Wow.
I'd say don't worry about ordering (until later). Take one triangle at a time, and look at its three edges in whatever sequence is given.
- If one edge crosses a given whole-number Z value, then exactly one other edge in that triangle will cross that same value, so you'll get exactly one iso-contour line segment per whole-number Z per triangle, and its position and angle in the overall XY coordinate space can be worked out.
- While a single vertex (XY point) can be shared among a variable number of triangles (2 to ...8? 9?), a given vertex pair (i.e. an edge) will appear in at most two triangles. (Edges appearing in only one triangle define the outer boundary of the XY plane being charted.)
- Putting those two things together, as you march through each triangle, watch for the case where you come to an edge you've seen before (of course, its end points will be presented in opposite order, relative to the first time you saw this edge). If you've already seen it, you already know if it crosses any whole-number Z value(s), and you have the coordinates of the end points for that iso-contour line in the adjacent (previously done) triangle.
- When you find the other edge(s) of the current triangle crossing the same whole-number Z value(s) -- these also may be edges you've seen before -- you have what you need to maintain a linked list of the nodes for the given iso-contour line, in addition to knowing the position and angle of each line segment.
For 2.4 million vertices (how many triangles?), it's a lot to keep track of, but it seems like just a matter of looping over triangles, and for each of those, looping over edges, keeping track of the edges you've done, and keeping a properly indexed list of iso-contour line segments as they come up, so that you know when you encounter each interior edge the second time, and can traverse the connections of linked contour lines.

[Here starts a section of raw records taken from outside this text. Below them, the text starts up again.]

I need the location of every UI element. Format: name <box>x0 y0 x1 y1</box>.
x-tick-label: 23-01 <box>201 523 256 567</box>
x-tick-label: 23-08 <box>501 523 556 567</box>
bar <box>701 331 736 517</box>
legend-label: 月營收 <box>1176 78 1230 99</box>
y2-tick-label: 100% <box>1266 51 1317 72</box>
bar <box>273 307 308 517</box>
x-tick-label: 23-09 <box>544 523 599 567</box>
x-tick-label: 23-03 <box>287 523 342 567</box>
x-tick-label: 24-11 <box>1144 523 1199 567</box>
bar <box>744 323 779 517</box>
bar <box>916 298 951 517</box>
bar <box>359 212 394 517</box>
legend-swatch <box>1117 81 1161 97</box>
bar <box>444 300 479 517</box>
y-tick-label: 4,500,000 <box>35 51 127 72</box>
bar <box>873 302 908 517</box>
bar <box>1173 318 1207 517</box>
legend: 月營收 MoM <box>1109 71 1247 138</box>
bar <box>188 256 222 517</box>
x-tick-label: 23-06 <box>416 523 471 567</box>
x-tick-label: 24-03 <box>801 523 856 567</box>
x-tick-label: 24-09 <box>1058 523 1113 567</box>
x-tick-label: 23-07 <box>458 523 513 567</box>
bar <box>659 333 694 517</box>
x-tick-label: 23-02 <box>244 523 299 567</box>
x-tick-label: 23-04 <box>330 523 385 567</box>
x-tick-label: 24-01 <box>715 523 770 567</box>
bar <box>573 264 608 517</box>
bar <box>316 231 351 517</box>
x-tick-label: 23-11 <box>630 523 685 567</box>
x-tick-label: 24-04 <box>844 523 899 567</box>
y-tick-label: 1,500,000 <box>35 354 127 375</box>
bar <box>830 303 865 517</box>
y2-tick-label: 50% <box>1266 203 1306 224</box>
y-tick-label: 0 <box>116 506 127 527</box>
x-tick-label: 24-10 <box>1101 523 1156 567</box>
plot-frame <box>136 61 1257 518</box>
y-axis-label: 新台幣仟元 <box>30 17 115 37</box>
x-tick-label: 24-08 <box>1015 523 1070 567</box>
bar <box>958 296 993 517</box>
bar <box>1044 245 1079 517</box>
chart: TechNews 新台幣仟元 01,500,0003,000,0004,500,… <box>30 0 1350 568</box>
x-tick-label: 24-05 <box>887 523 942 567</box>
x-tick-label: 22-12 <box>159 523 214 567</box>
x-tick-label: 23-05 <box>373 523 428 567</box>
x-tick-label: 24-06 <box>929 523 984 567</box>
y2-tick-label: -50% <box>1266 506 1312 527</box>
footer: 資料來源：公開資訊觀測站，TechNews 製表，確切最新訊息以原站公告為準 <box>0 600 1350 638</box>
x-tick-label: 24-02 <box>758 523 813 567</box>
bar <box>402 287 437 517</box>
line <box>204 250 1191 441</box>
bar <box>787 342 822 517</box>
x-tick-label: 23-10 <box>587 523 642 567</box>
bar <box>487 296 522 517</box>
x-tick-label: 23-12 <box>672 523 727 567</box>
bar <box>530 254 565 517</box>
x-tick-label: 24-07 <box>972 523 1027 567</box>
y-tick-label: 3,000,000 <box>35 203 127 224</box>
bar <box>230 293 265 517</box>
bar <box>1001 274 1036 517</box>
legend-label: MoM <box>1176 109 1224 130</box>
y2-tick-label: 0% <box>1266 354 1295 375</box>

Regarding that first point above, the logical possibilities are:
- None of the three edges contain a whole-number Z value
- One or more of the vertices is itself a whole-number Z value
- An edge contains just one whole-number Z value, so that value appears on one other edge (or may be the at the opposite vertex)
- An edge contains two or more whole-number Z values; either all those values will also appear on one other edge, or else they'll be divvied up among the other two edges (or one of them may be at the opposite vertex)
I hope you have a generous schedule (and are getting paid enough) for doing this. Sounds like a lot of work.